Quoting SurfandSnow (Reply 10): Interesting. I would have guessed that you would mostly have American pax on this sector. I guess more French people make it down to their far-flung territory than I thought.
That's what I would have thought too. But the again, AF only flies this route once or twice a week (TN flies it once a week) so maybe it's not that surprising now that I think about it given that people have to commute between PPT and CDG somehow and there aren't that many flights.
Quoting SurfandSnow (Reply 10): Ah. You need only visit the likes of Florida New Orleans, or Houston in the summer, my friend.
Ah yes...been there, done that. It's expected when you go to LA, AL, or MS in the summer but this was SUPPOSED to be winter in the southern hemisphere and it certainly didn't feel like it!
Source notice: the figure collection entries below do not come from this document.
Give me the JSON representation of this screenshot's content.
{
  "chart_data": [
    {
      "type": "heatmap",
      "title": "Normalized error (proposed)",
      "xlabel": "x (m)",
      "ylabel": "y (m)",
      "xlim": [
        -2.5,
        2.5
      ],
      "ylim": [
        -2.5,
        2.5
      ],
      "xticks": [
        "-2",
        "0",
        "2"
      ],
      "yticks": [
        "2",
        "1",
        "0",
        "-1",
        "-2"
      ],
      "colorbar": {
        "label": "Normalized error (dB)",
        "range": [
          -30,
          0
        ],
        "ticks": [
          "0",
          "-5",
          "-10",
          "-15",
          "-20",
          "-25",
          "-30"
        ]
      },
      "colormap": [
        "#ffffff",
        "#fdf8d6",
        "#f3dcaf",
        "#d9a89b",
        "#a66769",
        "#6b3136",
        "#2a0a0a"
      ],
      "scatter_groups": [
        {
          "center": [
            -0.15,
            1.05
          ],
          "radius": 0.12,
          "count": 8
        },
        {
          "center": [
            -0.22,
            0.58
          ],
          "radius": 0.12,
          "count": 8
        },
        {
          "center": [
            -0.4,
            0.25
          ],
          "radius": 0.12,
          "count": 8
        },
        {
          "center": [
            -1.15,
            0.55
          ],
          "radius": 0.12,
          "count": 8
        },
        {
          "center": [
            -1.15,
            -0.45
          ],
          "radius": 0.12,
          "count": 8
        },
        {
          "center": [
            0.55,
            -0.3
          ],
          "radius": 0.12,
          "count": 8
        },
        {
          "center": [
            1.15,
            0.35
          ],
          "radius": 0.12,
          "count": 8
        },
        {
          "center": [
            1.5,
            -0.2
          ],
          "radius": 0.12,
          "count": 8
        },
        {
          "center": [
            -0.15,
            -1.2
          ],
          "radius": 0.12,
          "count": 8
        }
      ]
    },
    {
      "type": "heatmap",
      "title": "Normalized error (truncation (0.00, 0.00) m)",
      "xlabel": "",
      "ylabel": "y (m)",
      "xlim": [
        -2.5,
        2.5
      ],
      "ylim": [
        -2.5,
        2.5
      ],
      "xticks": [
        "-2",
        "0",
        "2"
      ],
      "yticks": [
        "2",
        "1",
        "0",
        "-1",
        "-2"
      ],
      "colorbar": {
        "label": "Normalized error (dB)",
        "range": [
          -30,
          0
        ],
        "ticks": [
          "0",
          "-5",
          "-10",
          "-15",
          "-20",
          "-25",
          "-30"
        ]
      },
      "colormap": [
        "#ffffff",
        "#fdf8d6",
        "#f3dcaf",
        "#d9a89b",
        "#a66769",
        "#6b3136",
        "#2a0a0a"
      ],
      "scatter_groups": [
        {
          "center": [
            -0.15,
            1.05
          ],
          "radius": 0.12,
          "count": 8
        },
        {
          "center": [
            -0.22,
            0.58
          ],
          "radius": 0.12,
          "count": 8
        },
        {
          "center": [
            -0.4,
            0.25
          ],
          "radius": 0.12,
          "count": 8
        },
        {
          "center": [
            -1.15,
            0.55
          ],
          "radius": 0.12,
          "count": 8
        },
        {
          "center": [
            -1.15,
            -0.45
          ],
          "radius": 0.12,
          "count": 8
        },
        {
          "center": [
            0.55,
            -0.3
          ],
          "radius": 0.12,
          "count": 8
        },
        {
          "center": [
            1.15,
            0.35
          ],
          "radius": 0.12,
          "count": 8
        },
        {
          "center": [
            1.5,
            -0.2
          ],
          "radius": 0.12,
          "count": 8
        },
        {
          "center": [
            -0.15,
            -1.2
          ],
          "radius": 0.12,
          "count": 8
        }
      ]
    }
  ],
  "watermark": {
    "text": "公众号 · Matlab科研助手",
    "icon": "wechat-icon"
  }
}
Cytz_pilot From United States of America, joined Dec 1999, 569 posts, RR: 0
Reply 15, posted (6 years 6 days 3 hours ago) and read 7615 times:
Quoting Crosswinds21 (Reply 14): In many cases, this is impossible to do unless HDR is used because of the high range of lighting in the scene (the crater is a good example because it was sunny yet overcast at the same time and the reflections in the little lakes very greatly in contrast).
The coolest part is that while HDR techniques were developed as a way of allowing cameras to capture images in the same range of tones that the human eye does, the final results always end up looking very dramatic and eerily surreal. Sorry you weren't too satisfied with the crater shot, I think it's spectacular!
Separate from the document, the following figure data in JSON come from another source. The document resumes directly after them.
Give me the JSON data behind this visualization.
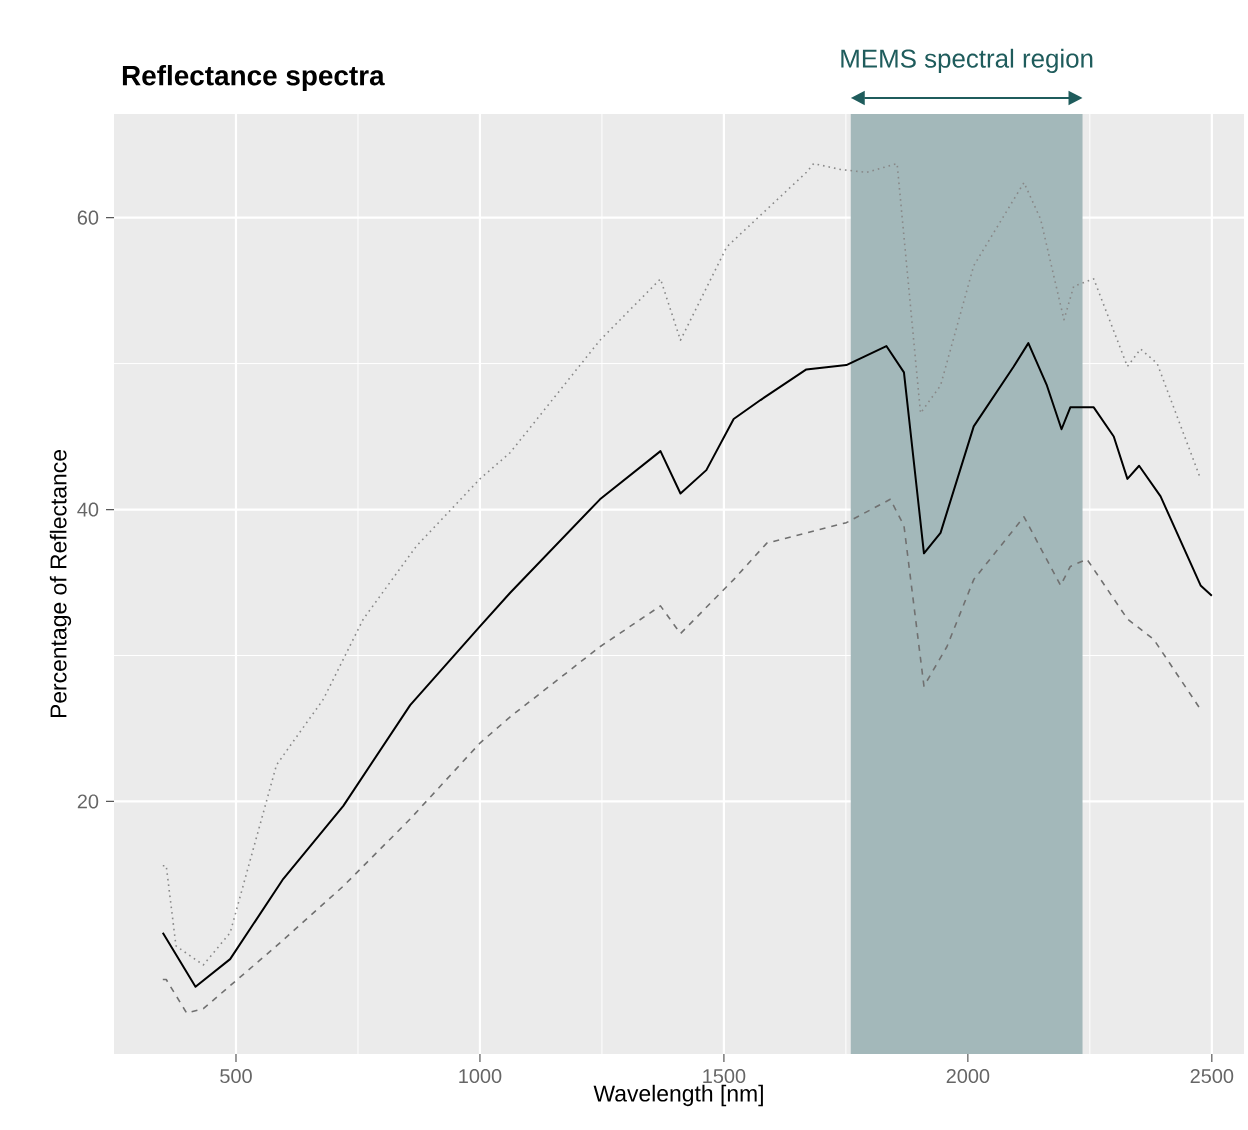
{
  "chart_data": {
    "type": "line",
    "title": "Reflectance spectra",
    "xlabel": "Wavelength [nm]",
    "ylabel": "Percentage of Reflectance",
    "xlim": [
      250,
      2566
    ],
    "ylim": [
      2.7,
      67.1
    ],
    "xticks": [
      500,
      1000,
      1500,
      2000,
      2500
    ],
    "yticks": [
      20,
      40,
      60
    ],
    "grid": true,
    "bands": [
      {
        "axis": "x",
        "from": 1760,
        "to": 2235,
        "label": "MEMS spectral region",
        "color": "#a3b8ba"
      }
    ],
    "series": [
      {
        "color": "#888888",
        "line_style": "dotted",
        "x": [
          350,
          357,
          377,
          433,
          488,
          583,
          679,
          761,
          870,
          1000,
          1062,
          1246,
          1370,
          1411,
          1506,
          1669,
          1684,
          1739,
          1792,
          1855,
          1903,
          1944,
          2012,
          2115,
          2149,
          2197,
          2217,
          2258,
          2327,
          2354,
          2388,
          2477
        ],
        "values": [
          15.6,
          15.6,
          10.1,
          8.8,
          11.0,
          22.5,
          27.0,
          32.5,
          37.5,
          42.1,
          43.9,
          51.6,
          55.8,
          51.6,
          58.0,
          63.1,
          63.7,
          63.3,
          63.1,
          63.7,
          46.6,
          48.5,
          56.7,
          62.4,
          59.9,
          53.0,
          55.3,
          55.8,
          49.8,
          51.0,
          50.0,
          42.1
        ]
      },
      {
        "color": "#000000",
        "line_style": "solid",
        "x": [
          350,
          417,
          488,
          597,
          720,
          857,
          1000,
          1062,
          1246,
          1370,
          1411,
          1464,
          1520,
          1575,
          1669,
          1751,
          1833,
          1869,
          1910,
          1944,
          2012,
          2094,
          2124,
          2162,
          2192,
          2210,
          2258,
          2299,
          2327,
          2351,
          2395,
          2477,
          2500
        ],
        "values": [
          11.0,
          7.3,
          9.2,
          14.7,
          19.7,
          26.6,
          32.0,
          34.3,
          40.7,
          44.0,
          41.1,
          42.7,
          46.2,
          47.5,
          49.6,
          49.9,
          51.2,
          49.4,
          37.0,
          38.4,
          45.7,
          49.8,
          51.4,
          48.5,
          45.5,
          47.0,
          47.0,
          45.0,
          42.1,
          43.0,
          40.9,
          34.8,
          34.1
        ]
      },
      {
        "color": "#707070",
        "line_style": "dashed",
        "x": [
          350,
          357,
          399,
          433,
          583,
          720,
          857,
          1000,
          1062,
          1246,
          1370,
          1411,
          1520,
          1588,
          1751,
          1841,
          1869,
          1910,
          1957,
          2012,
          2115,
          2190,
          2210,
          2244,
          2327,
          2381,
          2477
        ],
        "values": [
          7.8,
          7.8,
          5.5,
          5.8,
          10.1,
          14.2,
          18.8,
          24.0,
          25.8,
          30.6,
          33.4,
          31.5,
          35.2,
          37.7,
          39.1,
          40.7,
          38.9,
          27.9,
          30.6,
          35.2,
          39.5,
          34.8,
          36.1,
          36.6,
          32.5,
          31.1,
          26.3
        ]
      }
    ]
  }
}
Now with HDR, I think us photographers can't hide behind the excuse that it's a crappy photo day any more. Keep up the good work!!!!!
AlexEU From Nauru, joined Oct 2007, 1844 posts, RR: 2
Reply 17, posted (6 years 5 days 11 hours ago) and read 7433 times:
Quoting Crosswinds21 (Reply 14): This isn't unusual for airports in the US. I'm not sure why they have DTW and PPT departing from the same area but my guess is because LAX is very crowded and there isn't much room for anything.